Corrie — who strolled into my life after high school, and died four years ago — was like Maisie in her utter sheep-dog lust for work. But otherwise, their personalities were different. Corrie sedately sat or slept on the floor, on the passenger’s side of Zippy, my Honda civic. Sometimes I’d reach down and give her a pat. Maisie, on the other hand, travels standing up, on high-alert, in the SUV.

I imagine the two dogs as people — like professional athletes on the way to a game. Corrie would have been the grizzled veteran, lost in thought on the team bus, plugged into an iPod and saving her energy for the field. Whereas Maisie is the anxious, effusive rookie who won’t shut up and bounces a ball against the seat in front of her.

With the arrival of Brynn, Maisie’s been relegated to the way-back, the SUV’s trunk area — a landfill of discarded socks, happy meal toys, squirt guns, diapers and muddy towels.
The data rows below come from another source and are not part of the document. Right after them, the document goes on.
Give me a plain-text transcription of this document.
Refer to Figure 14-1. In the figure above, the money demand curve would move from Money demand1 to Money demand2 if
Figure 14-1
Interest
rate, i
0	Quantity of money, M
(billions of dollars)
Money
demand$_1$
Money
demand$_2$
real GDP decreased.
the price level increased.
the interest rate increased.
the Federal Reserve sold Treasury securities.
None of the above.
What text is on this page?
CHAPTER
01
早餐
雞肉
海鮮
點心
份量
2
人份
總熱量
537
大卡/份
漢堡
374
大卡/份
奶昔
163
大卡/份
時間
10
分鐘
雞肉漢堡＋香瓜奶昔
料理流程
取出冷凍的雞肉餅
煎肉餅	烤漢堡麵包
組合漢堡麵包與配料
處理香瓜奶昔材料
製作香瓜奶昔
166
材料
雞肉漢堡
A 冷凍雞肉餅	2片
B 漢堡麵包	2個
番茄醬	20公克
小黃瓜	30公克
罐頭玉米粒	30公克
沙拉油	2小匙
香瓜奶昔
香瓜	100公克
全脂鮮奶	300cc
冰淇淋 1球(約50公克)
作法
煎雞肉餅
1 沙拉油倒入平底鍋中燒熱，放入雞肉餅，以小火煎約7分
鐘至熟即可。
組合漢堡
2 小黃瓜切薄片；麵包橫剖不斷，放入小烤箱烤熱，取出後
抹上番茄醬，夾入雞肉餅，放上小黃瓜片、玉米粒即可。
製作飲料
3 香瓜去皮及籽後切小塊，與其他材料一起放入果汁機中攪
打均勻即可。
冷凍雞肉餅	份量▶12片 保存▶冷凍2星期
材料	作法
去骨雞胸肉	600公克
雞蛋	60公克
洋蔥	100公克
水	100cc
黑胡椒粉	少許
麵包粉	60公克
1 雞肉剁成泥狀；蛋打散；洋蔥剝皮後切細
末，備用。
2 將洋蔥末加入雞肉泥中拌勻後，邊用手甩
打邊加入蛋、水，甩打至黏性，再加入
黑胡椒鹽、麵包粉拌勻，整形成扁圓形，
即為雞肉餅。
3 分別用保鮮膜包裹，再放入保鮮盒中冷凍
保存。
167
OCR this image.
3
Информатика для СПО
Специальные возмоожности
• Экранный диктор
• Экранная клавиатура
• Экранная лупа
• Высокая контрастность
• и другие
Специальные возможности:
Somehow she finds her footing amid the debris and stares intently out the window — like her life depends on it — and frequently snaps at passing cars, her nose issuing a resounding “thump!” against the glass.

It also leaves an artful streak of nose slime on the window.

She doesn’t snap at every car — I don’t know how she chooses her foe — but she has a system and when the thumping gets too violent, I worry that she’ll bruise her nose. “Easy, Maisie,” I’ll warn, glancing in the rearview mirror.

From my vantage point, all I see of her is one pricked ear peeking above the headrest.

And for the trip down to Huck’s farm, just like every other drive to get the kids, or buy stamps, or play softball, Maisie’s just a thump and an ear.

Still, she’s a strong presence. And it’s nice to have company.